Выбрать главу

«Благословен будь тот, кто сказал нам слово одобрения».

Впрочем, это тоже уже написано в «Сентиментальном романе».

Среди новичков, подобных мне, в «Трудовом Доне» были Иван Ольшанский и Николай Шуклин. Железнодорожник Ольшанский писал стихи:

Над моею колыбелью, Беспокойны и легки, Песни грозные пропели Паровозные гудки.

Кажется, Шуклин тоже писал стихи, но я их не помню.

Его жена, Анна Ивановна, заведовала той библиотекой, где я брала книги. Эту милую женщину я описала в «Сентиментальном романе» — как она подбирает книги для Севастьянова. Описала и самую библиотеку, и свое отношение к книгам.

К тому времени я перечитала уже порядочно. Кроме тогдашнего девчонского чтения — всех этих Олькотт, Чарской, Бернетт, «Голубой цапли», «Сибирочек», «Лесовичек» и прочего — я прочла много из русской и мировой классики, о многом, например о «Фаусте», знала что-то понаслышке, уже не Виктора Гофмана, а Блока, Есенина, Ахматову знала наизусть.

Я была, таким образом, уже подготовлена к новой среде, более литературной, чем наша редакционная среда, к новому общению.

Тут начинаются новые встречи, они происходили и в редакции, и в том обсаженном розами особняке на Пушкинской улице, где по роману Шурка Севастьянов встречается с двумя Зоями.

В том особнячке я видела тогдашних ростовских поэтов — Рюрика Ивнева, Рюрика Рокка, Сусанну Чалхускян.

Собрание в особнячке и его закрытие написаны с натуры. Под именем Югая написан погибший впоследствии Яков Фалькнер, наружность Жени Смирновой я взяла от Лиды Орловой.

Но Лида Орлова — это уже много позже, это — подвальчик в клубе Рабпрос, работников просвещения, куда мы, редакционные чернорабочие, не сразу решились сунуться, потому что там собирались люди, уже числившиеся или числившие себя в литературе. Мы с нашими газетными заметочками не дерзали идти туда, где читались стихи и проза почти всерьез.

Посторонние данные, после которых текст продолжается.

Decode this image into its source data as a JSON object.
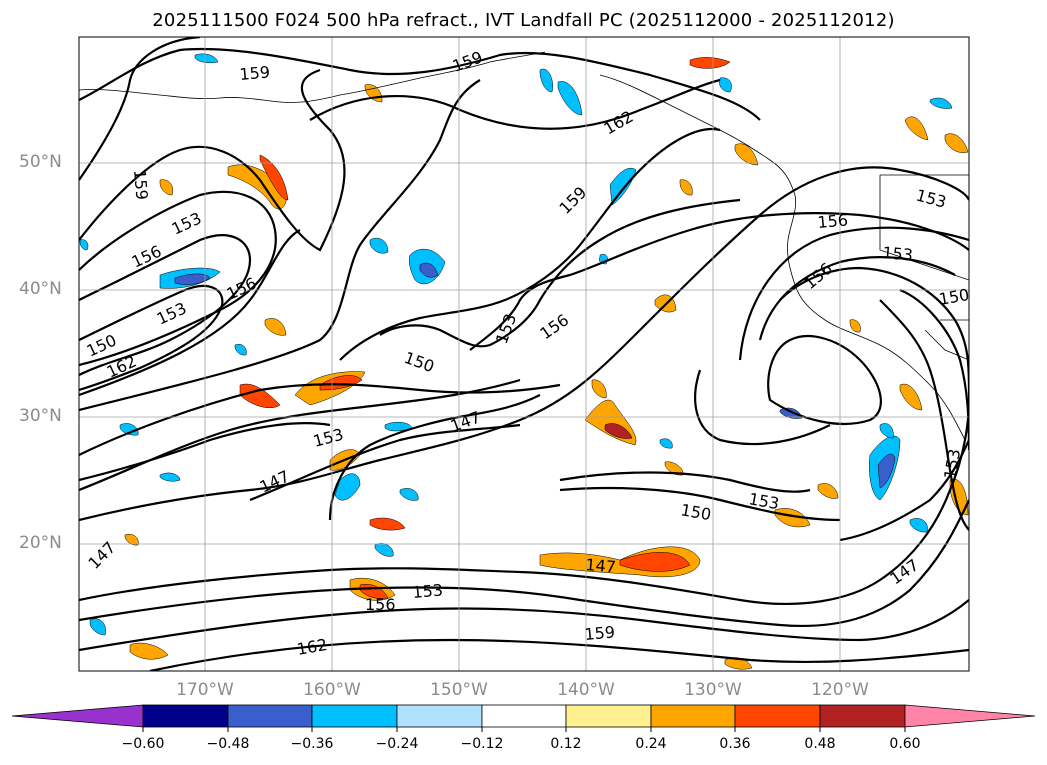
{
  "title": "2025111500 F024 500 hPa refract., IVT Landfall PC (2025112000 - 2025112012)",
  "map": {
    "lat_labels": [
      "50°N",
      "40°N",
      "30°N",
      "20°N"
    ],
    "lon_labels": [
      "170°W",
      "160°W",
      "150°W",
      "140°W",
      "130°W",
      "120°W"
    ],
    "contour_labels": [
      "159",
      "159",
      "162",
      "159",
      "153",
      "156",
      "156",
      "153",
      "150",
      "162",
      "159",
      "156",
      "150",
      "147",
      "147",
      "153",
      "156",
      "153",
      "150",
      "153",
      "147",
      "150",
      "153",
      "156",
      "162",
      "159",
      "147",
      "153",
      "153",
      "147",
      "156",
      "153"
    ],
    "shading_colors": {
      "negative_strong": "#00bfff",
      "positive_low": "#ffa500",
      "positive_high": "#ff4500",
      "positive_max": "#b22222"
    }
  },
  "colorbar": {
    "ticks": [
      "−0.60",
      "−0.48",
      "−0.36",
      "−0.24",
      "−0.12",
      "0.12",
      "0.24",
      "0.36",
      "0.48",
      "0.60"
    ],
    "colors": [
      "#9932cc",
      "#00008b",
      "#3a5fcd",
      "#00bfff",
      "#b0e2ff",
      "#ffffff",
      "#fff08f",
      "#ffa500",
      "#ff4500",
      "#b22222",
      "#ff84a8"
    ]
  }
}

Помнится, повел меня туда Арсений Старосельский, новый знакомый по газетной линии. С ним я пошла без страха оттого, что он всех в этом подвальчике знал «как облупленных», так он выражался по тогдашней моде.

Собиравшиеся в подвальчике называли себя РАПП, ассоциация пролетарских писателей. Возглавлял их Владимир Киршон, позже ставший известным драматургом, а тогда работник Донского комитета партии. Возглавлял он их строго, без малейшего попустительства, следя, чтобы никакая порча не проникла ни в РАПП, ни в рапповскую продукцию.

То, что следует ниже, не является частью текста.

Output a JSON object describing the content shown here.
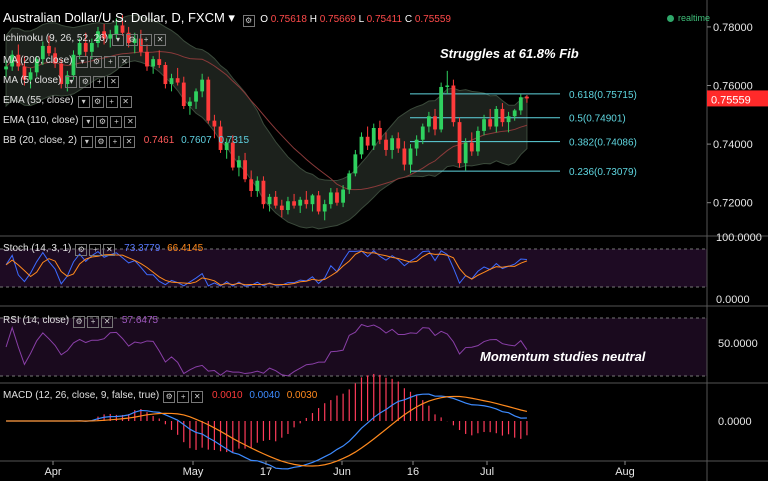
{
  "header": {
    "title": "Australian Dollar/U.S. Dollar, D, FXCM",
    "o_label": "O",
    "o": "0.75618",
    "h_label": "H",
    "h": "0.75669",
    "l_label": "L",
    "l": "0.75411",
    "c_label": "C",
    "c": "0.75559",
    "realtime": "realtime"
  },
  "indicators": {
    "ichimoku": "Ichimoku (9, 26, 52, 26)",
    "ma200": "MA (200, close)",
    "ma5": "MA (5, close)",
    "ema55": "EMA (55, close)",
    "ema110": "EMA (110, close)",
    "bb": "BB (20, close, 2)",
    "bb_values": [
      "0.7461",
      "0.7607",
      "0.7315"
    ],
    "stoch": "Stoch (14, 3, 1)",
    "stoch_values": [
      "73.3779",
      "66.4145"
    ],
    "rsi": "RSI (14, close)",
    "rsi_value": "57.6475",
    "macd": "MACD (12, 26, close, 9, false, true)",
    "macd_values": [
      "0.0010",
      "0.0040",
      "0.0030"
    ]
  },
  "annotations": {
    "main": "Struggles at 61.8% Fib",
    "rsi": "Momentum studies neutral"
  },
  "colors": {
    "up": "#2fd15f",
    "down": "#ff3b3b",
    "fib": "#5fd6e0",
    "stoch_k": "#3d6bff",
    "stoch_d": "#ff8a1e",
    "rsi": "#8a3fa8",
    "macd": "#3d8bff",
    "signal": "#ff8a1e",
    "bb_fill": "#1c211c"
  },
  "chart_data": {
    "type": "candlestick",
    "title": "Australian Dollar/U.S. Dollar, D, FXCM",
    "x_ticks": [
      "Apr",
      "May",
      "17",
      "Jun",
      "16",
      "Jul",
      "Aug"
    ],
    "y_ticks": [
      "0.78000",
      "0.76000",
      "0.74000",
      "0.72000"
    ],
    "last_price": "0.75559",
    "ylim": [
      0.71,
      0.7885
    ],
    "fibonacci": [
      {
        "label": "0.618(0.75715)",
        "value": 0.75715
      },
      {
        "label": "0.5(0.74901)",
        "value": 0.74901
      },
      {
        "label": "0.382(0.74086)",
        "value": 0.74086
      },
      {
        "label": "0.236(0.73079)",
        "value": 0.73079
      }
    ],
    "candles": [
      [
        0.7655,
        0.769,
        0.763,
        0.7665
      ],
      [
        0.7665,
        0.772,
        0.765,
        0.7705
      ],
      [
        0.7705,
        0.774,
        0.765,
        0.7665
      ],
      [
        0.7665,
        0.77,
        0.76,
        0.762
      ],
      [
        0.762,
        0.766,
        0.759,
        0.7645
      ],
      [
        0.7645,
        0.77,
        0.763,
        0.769
      ],
      [
        0.769,
        0.775,
        0.767,
        0.7735
      ],
      [
        0.7735,
        0.777,
        0.77,
        0.771
      ],
      [
        0.771,
        0.773,
        0.766,
        0.7675
      ],
      [
        0.7675,
        0.769,
        0.759,
        0.7605
      ],
      [
        0.7605,
        0.765,
        0.758,
        0.7635
      ],
      [
        0.7635,
        0.772,
        0.762,
        0.7705
      ],
      [
        0.7705,
        0.776,
        0.769,
        0.7745
      ],
      [
        0.7745,
        0.778,
        0.77,
        0.7715
      ],
      [
        0.7715,
        0.776,
        0.769,
        0.7745
      ],
      [
        0.7745,
        0.78,
        0.773,
        0.7785
      ],
      [
        0.7785,
        0.781,
        0.774,
        0.776
      ],
      [
        0.776,
        0.779,
        0.773,
        0.7775
      ],
      [
        0.7775,
        0.783,
        0.776,
        0.7805
      ],
      [
        0.7805,
        0.784,
        0.777,
        0.778
      ],
      [
        0.778,
        0.78,
        0.773,
        0.7745
      ],
      [
        0.7745,
        0.778,
        0.771,
        0.776
      ],
      [
        0.776,
        0.779,
        0.77,
        0.7715
      ],
      [
        0.7715,
        0.774,
        0.765,
        0.7665
      ],
      [
        0.7665,
        0.77,
        0.764,
        0.769
      ],
      [
        0.769,
        0.772,
        0.766,
        0.767
      ],
      [
        0.767,
        0.768,
        0.759,
        0.7605
      ],
      [
        0.7605,
        0.764,
        0.758,
        0.7625
      ],
      [
        0.7625,
        0.766,
        0.76,
        0.761
      ],
      [
        0.761,
        0.763,
        0.752,
        0.753
      ],
      [
        0.753,
        0.756,
        0.75,
        0.7545
      ],
      [
        0.7545,
        0.759,
        0.752,
        0.758
      ],
      [
        0.758,
        0.764,
        0.756,
        0.762
      ],
      [
        0.762,
        0.763,
        0.747,
        0.748
      ],
      [
        0.748,
        0.75,
        0.742,
        0.746
      ],
      [
        0.746,
        0.748,
        0.737,
        0.738
      ],
      [
        0.738,
        0.742,
        0.735,
        0.7405
      ],
      [
        0.7405,
        0.743,
        0.731,
        0.732
      ],
      [
        0.732,
        0.736,
        0.729,
        0.7345
      ],
      [
        0.7345,
        0.737,
        0.727,
        0.728
      ],
      [
        0.728,
        0.731,
        0.722,
        0.724
      ],
      [
        0.724,
        0.729,
        0.722,
        0.7275
      ],
      [
        0.7275,
        0.729,
        0.718,
        0.7195
      ],
      [
        0.7195,
        0.723,
        0.717,
        0.722
      ],
      [
        0.722,
        0.724,
        0.718,
        0.719
      ],
      [
        0.719,
        0.721,
        0.715,
        0.7175
      ],
      [
        0.7175,
        0.722,
        0.716,
        0.7205
      ],
      [
        0.7205,
        0.723,
        0.718,
        0.719
      ],
      [
        0.719,
        0.722,
        0.7165,
        0.721
      ],
      [
        0.721,
        0.724,
        0.718,
        0.7195
      ],
      [
        0.7195,
        0.723,
        0.717,
        0.7225
      ],
      [
        0.7225,
        0.724,
        0.716,
        0.717
      ],
      [
        0.717,
        0.721,
        0.714,
        0.7195
      ],
      [
        0.7195,
        0.725,
        0.718,
        0.7235
      ],
      [
        0.7235,
        0.725,
        0.719,
        0.72
      ],
      [
        0.72,
        0.726,
        0.7185,
        0.7245
      ],
      [
        0.7245,
        0.731,
        0.723,
        0.73
      ],
      [
        0.73,
        0.738,
        0.729,
        0.7365
      ],
      [
        0.7365,
        0.744,
        0.735,
        0.7425
      ],
      [
        0.7425,
        0.746,
        0.738,
        0.7395
      ],
      [
        0.7395,
        0.747,
        0.738,
        0.7455
      ],
      [
        0.7455,
        0.748,
        0.74,
        0.7415
      ],
      [
        0.7415,
        0.744,
        0.736,
        0.738
      ],
      [
        0.738,
        0.743,
        0.735,
        0.742
      ],
      [
        0.742,
        0.744,
        0.737,
        0.7385
      ],
      [
        0.7385,
        0.741,
        0.731,
        0.733
      ],
      [
        0.733,
        0.74,
        0.73,
        0.7385
      ],
      [
        0.7385,
        0.743,
        0.736,
        0.7415
      ],
      [
        0.7415,
        0.747,
        0.74,
        0.746
      ],
      [
        0.746,
        0.751,
        0.744,
        0.7495
      ],
      [
        0.7495,
        0.752,
        0.743,
        0.745
      ],
      [
        0.745,
        0.761,
        0.744,
        0.7595
      ],
      [
        0.7595,
        0.765,
        0.757,
        0.76
      ],
      [
        0.76,
        0.762,
        0.746,
        0.7475
      ],
      [
        0.7475,
        0.749,
        0.732,
        0.7335
      ],
      [
        0.7335,
        0.742,
        0.731,
        0.7405
      ],
      [
        0.7405,
        0.744,
        0.736,
        0.7375
      ],
      [
        0.7375,
        0.746,
        0.736,
        0.7445
      ],
      [
        0.7445,
        0.75,
        0.743,
        0.7485
      ],
      [
        0.7485,
        0.752,
        0.745,
        0.746
      ],
      [
        0.746,
        0.753,
        0.744,
        0.752
      ],
      [
        0.752,
        0.754,
        0.746,
        0.7475
      ],
      [
        0.7475,
        0.751,
        0.744,
        0.7495
      ],
      [
        0.7495,
        0.752,
        0.748,
        0.7515
      ],
      [
        0.7515,
        0.757,
        0.75,
        0.756
      ],
      [
        0.75618,
        0.75669,
        0.75411,
        0.75559
      ]
    ]
  }
}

Пришли к дому. По узенькой лесенке спустились в подвал. Там стояли скамьи, на скамьях сидели юноши и девушки, перед скамьями похаживал Киршон.

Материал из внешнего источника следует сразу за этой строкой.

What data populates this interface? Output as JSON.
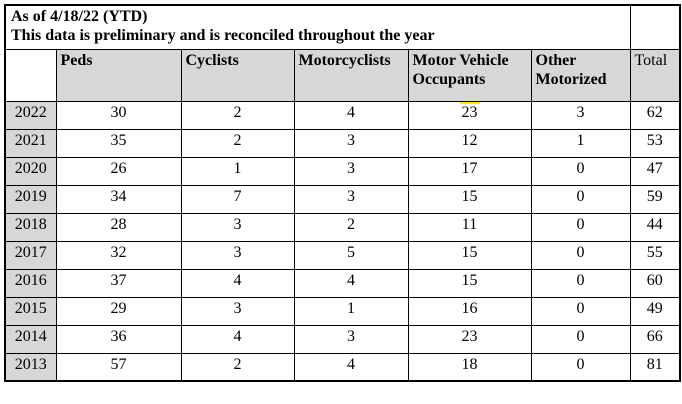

Это была там, конечно, самая яркая фигура — черная борода, толстовка, сандалии на босу ногу, и притом — красавец: смуглый румянец, пылающие глаза, на щеке родинка.

Фабричный паренек Боря Миркин написал потом про РАПП, используя манеру асеевского «Черного принца», такие стихи:

Путь до клуба Рабпрос Прост. Узкий, не поскользнись Вниз. Всякий укажет шкраб Трап, Что приведет в РАПП.
Чтобы из чуждых поэт Сред РАППа не втерся в круг Вдруг — РАПП под давленьем в мильон Тонн Держит Владимир Киршон.

Осуществлять это давление Киршону помогали Фадеев и Макарьев.

Вот этот самый Киршон похаживал тогда перед скамейками. А потом вышел высокий, тонкий, как жердочка, Гриша Кац и начал читать стихи:

Распрокинулись озера зольников, Кожи в них лениво плещутся.

Я повидала зольники на кожевенных заводах и знала, что на озера они не похожи, что пахнет от них отвратительно и что вместе с плещущимися в них кожами это отнюдь не объект для поэзии. Но в то же время что-то задело меня за живое: вот, повидал человек эти зольники и стихи о них сочинил, и теперь читает эти стихи перед блестящим собранием, а я — эх! — дальше никому не интересных заметочек ничего не могу написать.

Потом вышла Лена Ширман (Арсений мне всех называл), широкоплечая, кудрявая, в матроске, и читала стихи про смуглого мальчика Джоаннетто, который «На стенке собора мелом нарисовал серп и молот, и за это фашисты его ослепили, влив ему известь в глаза».